Pound Cakes are so named because originally they were made with one pound of butter, one pound of sugar, one pound of eggs, and one pound of flour. In France, a Pound Cake goes by the name Quatre Quarts, which means four quarters, referring to the quantities of the ingredients. While the Pound Cakes we make today often have different proportions from the original recipe, and often contain baking powder or baking soda, they are still wonderfully rich, moist, and buttery with a lovely golden brown crust.

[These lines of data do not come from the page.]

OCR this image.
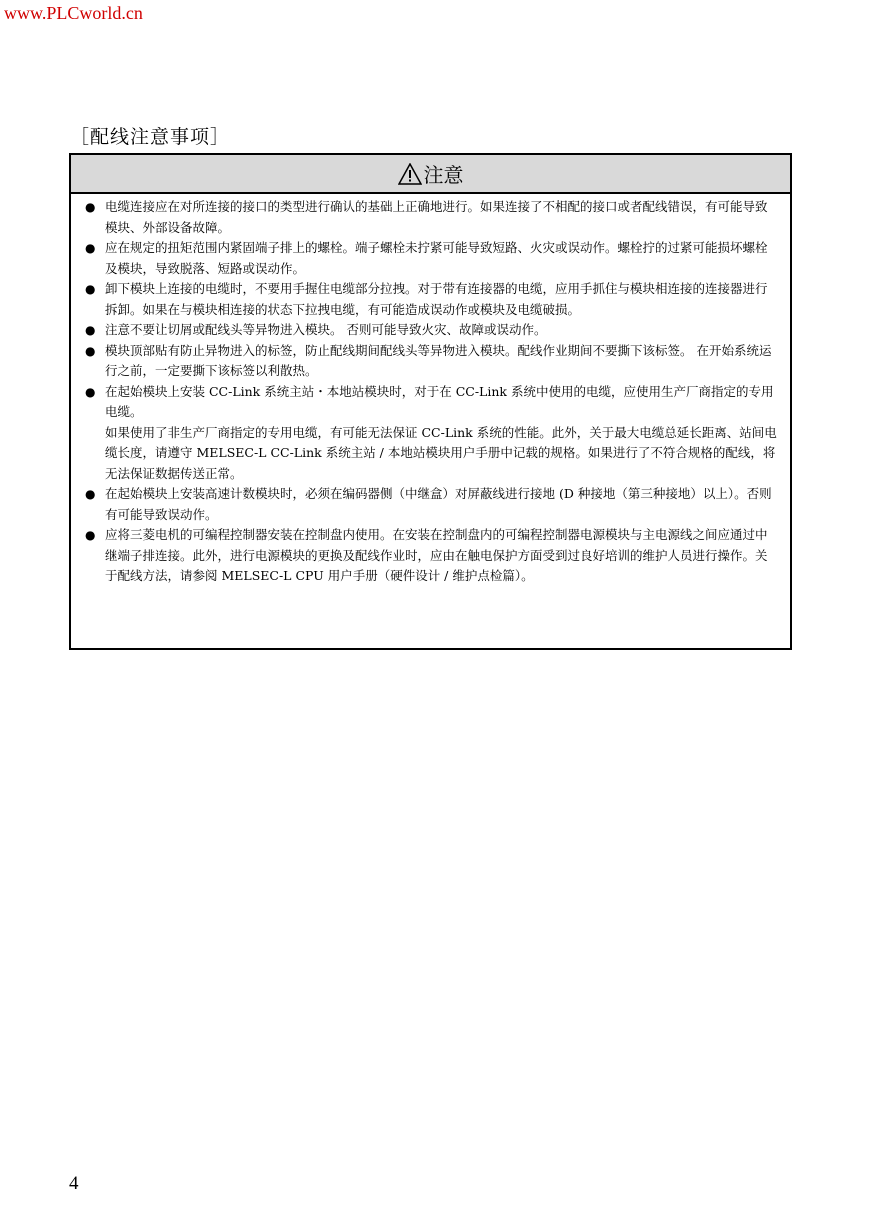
www.PLCworld.cn
［配线注意事项］
注意
● 电缆连接应在对所连接的接口的类型进行确认的基础上正确地进行。如果连接了不相配的接口或者配线错误，有可能导致模块、外部设备故障。

● 应在规定的扭矩范围内紧固端子排上的螺栓。端子螺栓未拧紧可能导致短路、火灾或误动作。螺栓拧的过紧可能损坏螺栓及模块，导致脱落、短路或误动作。

● 卸下模块上连接的电缆时，不要用手握住电缆部分拉拽。对于带有连接器的电缆，应用手抓住与模块相连接的连接器进行拆卸。如果在与模块相连接的状态下拉拽电缆，有可能造成误动作或模块及电缆破损。

● 注意不要让切屑或配线头等异物进入模块。 否则可能导致火灾、故障或误动作。

● 模块顶部贴有防止异物进入的标签，防止配线期间配线头等异物进入模块。配线作业期间不要撕下该标签。 在开始系统运行之前，一定要撕下该标签以利散热。

● 在起始模块上安装 CC-Link 系统主站・本地站模块时，对于在 CC-Link 系统中使用的电缆，应使用生产厂商指定的专用电缆。

如果使用了非生产厂商指定的专用电缆，有可能无法保证 CC-Link 系统的性能。此外，关于最大电缆总延长距离、站间电缆长度，请遵守 MELSEC-L CC-Link 系统主站 / 本地站模块用户手册中记载的规格。如果进行了不符合规格的配线，将无法保证数据传送正常。

● 在起始模块上安装高速计数模块时，必须在编码器侧（中继盒）对屏蔽线进行接地 (D 种接地（第三种接地）以上）。否则有可能导致误动作。

● 应将三菱电机的可编程控制器安装在控制盘内使用。在安装在控制盘内的可编程控制器电源模块与主电源线之间应通过中继端子排连接。此外，进行电源模块的更换及配线作业时，应由在触电保护方面受到过良好培训的维护人员进行操作。关于配线方法，请参阅 MELSEC-L CPU 用户手册（硬件设计 / 维护点检篇）。

4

This Pound Cake recipe uses a slightly different method to mix the batter. Instead of the more common ‘creaming’ method where the butter and sugar are beaten together first and then the eggs, followed by the flour and milk are added, this recipe uses what we call the ‘one bowl’ or ‘quick method’ (also known as a ‘dump’ cake). The most important thing to remember when using this ‘one bowl’ method is to have all the ingredients at room temperature and to make sure you follow the instructions on mixing. This method first mixes all the dry ingredients together and then room temperature butter, along with the liquid ingredients, are beaten into the batter. This method reduces the gluten formation in the flour thereby producing a dense textured cake with a soft and tender crumb.
This cake is delicious plain or with just a dusting of powdered sugar. You can also serve it with fresh fruit along with whipped cream or ice cream. You might also like to try toasting a slice or, an even better idea, is to make grilled pound cake. Jane Rodmell in her book ‘Best Summer Weekends’ tells us to beat an egg with two tablespoons each of milk and Grand Marnier and then dip each slice of cake into this mixture, as you would French Toast. Then place the slices of cake on the grill, browning each side. Serve for dessert along with fresh berries and whipped cream. Absolutely delicious. (Note: This Pound Cake recipe is adapted from “The Cake Bible” by Rose Levy Beranbaum.)